Mistake of “Fact” and Misapplication of Fiduciary Property. As discussed above, Judge Miller’s opinion in Amaya suggested that if the state relies on misapplication by dealing with the property contrary to a law, a mistake-of-fact instruction is not available if the defense produces evidence that the defendant misunderstood the law and, as a result, believed the use of the property was not contrary to that law. The Committee concluded that any such suggestion is incorrect.

The Committee concluded—as explained above—that in such situations the state must prove the defendant was at least reckless about whether the defendant’s use of the property was contrary to the “law.” In such situations, that law becomes a “fact” within the meaning of Tex. Penal Code § 8.02(a), and an instruction under that provision should be given.
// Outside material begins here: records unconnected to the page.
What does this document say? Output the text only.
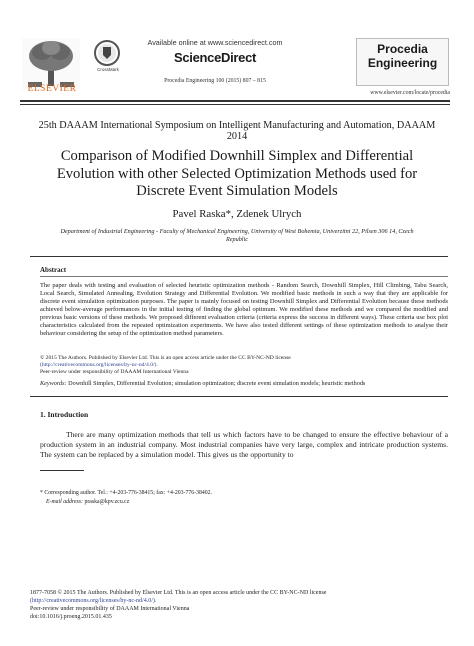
ELSEVIER
CrossMark
Available online at www.sciencedirect.com
ScienceDirect
Procedia Engineering 100 (2015) 807 – 815
Procedia Engineering
www.elsevier.com/locate/procedia
25th DAAAM International Symposium on Intelligent Manufacturing and Automation, DAAAM 2014
Comparison of Modified Downhill Simplex and Differential Evolution with other Selected Optimization Methods used for Discrete Event Simulation Models
Pavel Raska*, Zdenek Ulrych
Department of Industrial Engineering - Faculty of Mechanical Engineering, University of West Bohemia, Univerzitni 22, Pilsen 306 14, Czech Republic
Abstract
The paper deals with testing and evaluation of selected heuristic optimization methods - Random Search, Downhill Simplex, Hill Climbing, Tabu Search, Local Search, Simulated Annealing, Evolution Strategy and Differential Evolution. We modified basic methods in such a way that they are applicable for discrete event simulation optimization purposes. The paper is mainly focused on testing Downhill Simplex and Differential Evolution because these methods achieved below-average performances in the initial testing of finding the global optimum. We modified these methods and we compared the modified and previous basic versions of these methods. We proposed different evaluation criteria (criteria express the success in different ways). These criteria use box plot characteristics calculated from the repeated optimization experiments. We have also tested different settings of these optimization methods to analyse their behaviour considering the setup of the optimization method parameters.
© 2015 The Authors. Published by Elsevier Ltd. This is an open access article under the CC BY-NC-ND license
(http://creativecommons.org/licenses/by-nc-nd/4.0/).
Peer-review under responsibility of DAAAM International Vienna
Keywords: Downhill Simplex, Differential Evolution; simulation optimization; discrete event simulation models; heuristic methods
1. Introduction
There are many optimization methods that tell us which factors have to be changed to ensure the effective behaviour of a production system in an industrial company. Most industrial companies have very large, complex and intricate production systems. The system can be replaced by a simulation model. This gives us the opportunity to
* Corresponding author. Tel.: +4-203-776-38415; fax: +4-203-776-38402.
E-mail address: praska@kpv.zcu.cz
1877-7058 © 2015 The Authors. Published by Elsevier Ltd. This is an open access article under the CC BY-NC-ND license
(http://creativecommons.org/licenses/by-nc-nd/4.0/).
Peer-review under responsibility of DAAAM International Vienna
doi:10.1016/j.proeng.2015.01.435
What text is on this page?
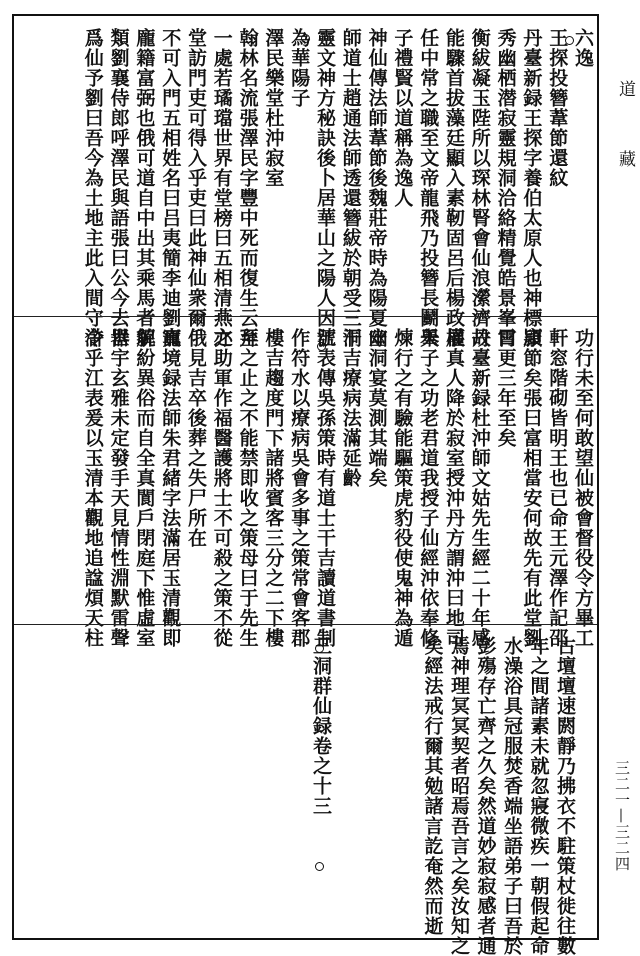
六逸
王探投簪葦節還紋
丹臺新録王探字養伯太原人也神標頴
秀幽栖潜寂靈規洞洽絡精覺皓景峯霄
衡紱凝玉陛所以琛林腎會仙浪瀠濟故
能驟首拔藻廷顯入素靭固呂后楊政權
任中常之職至文帝龍飛乃投簪長鬬天
子禮賢以道稱為逸人
神仙傳法師葦節後魏莊帝時為陽夏守
師道士趙通法師透還簪紱於朝受三洞
靈文神方秘訣後卜居華山之陽人因號
為華陽子
澤民樂堂杜沖寂室
翰林名流張澤民字豐中死而復生云至
一處若璚璫世界有堂榜曰五相清燕之
堂訪門吏可得入乎吏曰此神仙衆爾
不可入門五相姓名曰吕夷簡李迪劉寵
龐籍富弼也俄可道自中出其乘馬者貌
類劉襄侍郎呼澤民與語張曰公今去世
爲仙予劉曰吾今為土地主此入間守令
功行未至何敢望仙被會督役令方畢工
軒窓階砌皆明王也已命王元澤作記邵
康節矣張曰富相當安何故先有此堂劉
曰更三年至矣
丹臺新録杜沖師文姑先生經二十年感
展真人降於寂室授沖丹方謂沖曰地司
舉子之功老君道我授子仙經沖依奉修
煉行之有驗能驅策虎豹役使鬼神為遁
幽洞宴莫測其端矣
干吉療病法滿延齡
江表傳吳孫策時有道士干吉讀道書制
作符水以療病吳會多事之策常會客郡
樓吉趨度門下諸將賓客三分之二下樓
拜之止之不能禁即收之策母曰于先生
亦助軍作福醫護將士不可殺之策不從
俄見吉卒後葬之失尸所在
真境録法師朱君緒字法滿居玉清觀即
解紛異俗而自全真閬戶閉庭下惟虛室
器宇玄雅未定發手天見情性淵默雷聲
滸乎江表爰以玉清本觀地追諡煩天柱
古壇壇速閼靜乃拂衣不駐策杖徙往數
年之間諸素未就忽寢微疾一朝假起命
水澡浴具冠服焚香端坐語弟子曰吾於
彭殤存亡齊之久矣然道妙寂寂感者通
焉神理冥冥契者昭焉吾言之矣汝知之
矣經法戒行爾其勉諸言訖奄然而逝
三洞群仙録卷之十三
道
藏
三二一—三二四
In Amaya itself, for example, if the defense evidence was simply that Amaya never heard of the SBA regulation, this would be a claim of mere ignorance and not mistake. Section 8.03(a) would apply. The instructions defining the elements of the charged offense should make clear that the state must prove the defendant was at least aware of a risk that some such law existed and prohibited what he did with the property. But the defense would not be entitled to any instruction focusing the jury’s attention on the defense contention that the state’s proof failed in this regard.

In contrast, if the defense evidence was that Amaya consulted the SBA regulations and misconstrued them as permitting what he did with the property, section 8.02 would be triggered. The defense would be entitled to an instruction in effect calling the jury’s attention to this aspect of the case and the possibility that the defense evidence “negated” that aspect of recklessness referring to awareness of the law.
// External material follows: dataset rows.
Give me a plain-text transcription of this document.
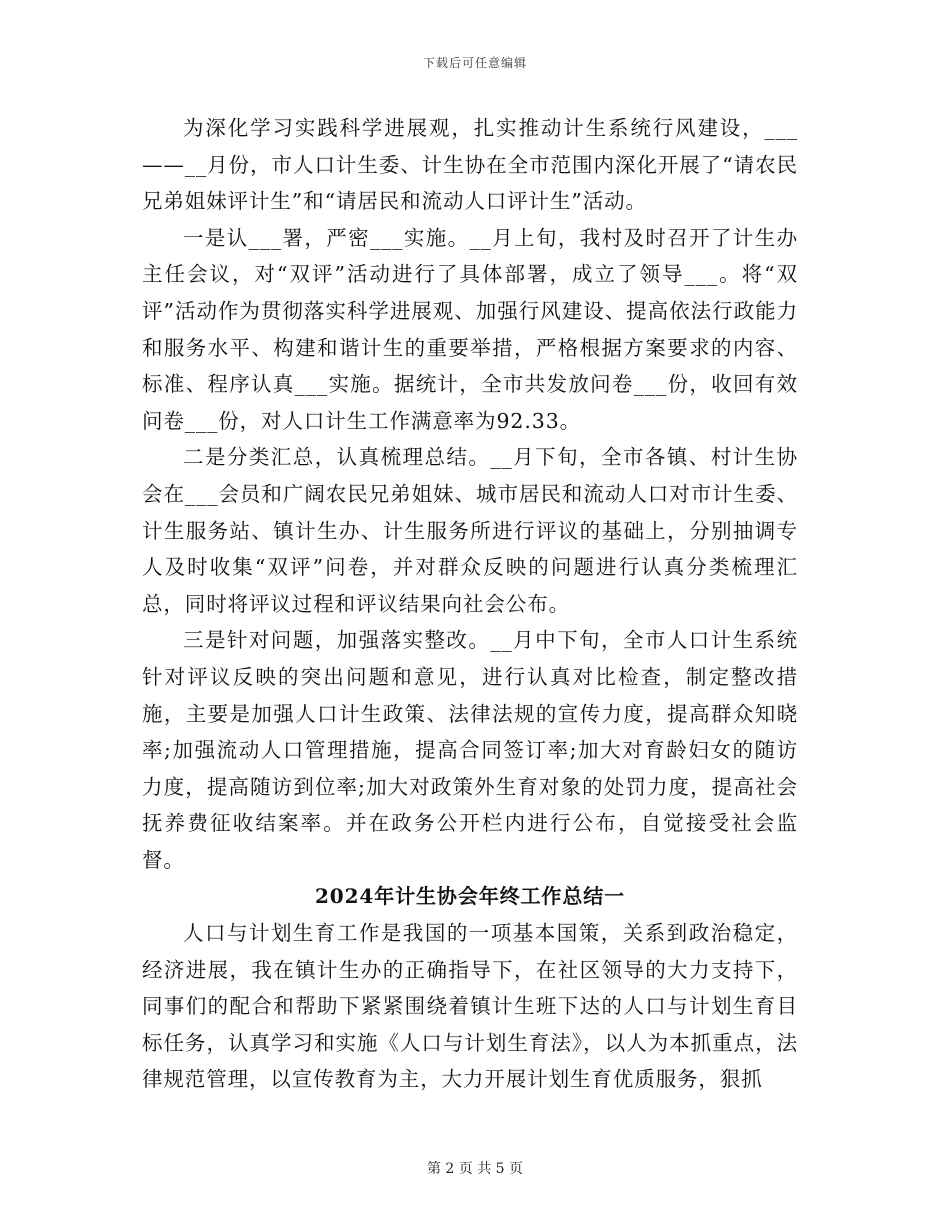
下载后可任意编辑

为深化学习实践科学进展观，扎实推动计生系统行风建设，___——__月份，市人口计生委、计生协在全市范围内深化开展了“请农民兄弟姐妹评计生”和“请居民和流动人口评计生”活动。

一是认___署，严密___实施。__月上旬，我村及时召开了计生办主任会议，对“双评”活动进行了具体部署，成立了领导___。将“双评”活动作为贯彻落实科学进展观、加强行风建设、提高依法行政能力和服务水平、构建和谐计生的重要举措，严格根据方案要求的内容、标准、程序认真___实施。据统计，全市共发放问卷___份，收回有效问卷___份，对人口计生工作满意率为92.33。

二是分类汇总，认真梳理总结。__月下旬，全市各镇、村计生协会在___会员和广阔农民兄弟姐妹、城市居民和流动人口对市计生委、计生服务站、镇计生办、计生服务所进行评议的基础上，分别抽调专人及时收集“双评”问卷，并对群众反映的问题进行认真分类梳理汇总，同时将评议过程和评议结果向社会公布。

三是针对问题，加强落实整改。__月中下旬，全市人口计生系统针对评议反映的突出问题和意见，进行认真对比检查，制定整改措施，主要是加强人口计生政策、法律法规的宣传力度，提高群众知晓率;加强流动人口管理措施，提高合同签订率;加大对育龄妇女的随访力度，提高随访到位率;加大对政策外生育对象的处罚力度，提高社会抚养费征收结案率。并在政务公开栏内进行公布，自觉接受社会监督。

2024年计生协会年终工作总结一

人口与计划生育工作是我国的一项基本国策，关系到政治稳定，经济进展，我在镇计生办的正确指导下，在社区领导的大力支持下，同事们的配合和帮助下紧紧围绕着镇计生班下达的人口与计划生育目标任务，认真学习和实施《人口与计划生育法》，以人为本抓重点，法律规范管理，以宣传教育为主，大力开展计划生育优质服务，狠抓

第 2 页 共 5 页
Awareness of Risk of Loss. One element of the offense requires proof that the misapplication of the property be done “in a manner that involves substantial risk of loss to the owner of the property or the person for whose benefit the property is held.” Tex. Penal Code § 32.45(b). This element is a “result of conduct” element. A substantial risk of loss must have developed as a consequence of the defendant’s misapplication, although no actual loss need have occurred.

Some members of the Committee believed that the required culpable mental state applies to this element. Thus in the view of these members the state must prove the defendant was at least aware of a risk that the misapplication of the property would create a substantial risk of loss. They reasoned that this is consistent with a general policy of construing a required culpable mental state as applicable to those elements that distinguish criminal from innocent behavior. Misapplying fiduciary property without causing a risk of loss is perhaps immoral, but it is not criminal. Causing a risk of loss separates innocent from criminal conduct.

These Committee members found some support in Casillas. In a footnote discussion the court stated:

[T]he Model [Penal] Code authors . . . note that Texas is one of the few states that grades the offense as a felony if the property involved exceeds a certain amount. They also note that there is “at least one” jurisdiction (Texas) that allows conviction based merely on a mens rea of recklessness for all elements of the crime, including the risk of loss. See [Model Penal Code and Commentaries, § 224.13 (ALI 1980),] pp. 358–9, 363. We conclude that Texas is comparatively “tough” on misapplication offenses.

Casillas, 733 S.W.2d at 163 n.5. Casillas appeared to assume the correctness of the observation by the Model Penal Code authors.

As discussed above, however, a majority of the Committee concluded that Texas courts will read the culpable mental state prescribed by section 32.45(b) as applicable only to the nature of conduct element of the offense. Thus the offense does not require awareness that a risk of loss will develop. Particularly given how the culpable mental state applies to the conduct element, the culpable mental state so construed reasonably serves to assure blameworthiness without imposing an impractical and inappropriate burden on the prosecution.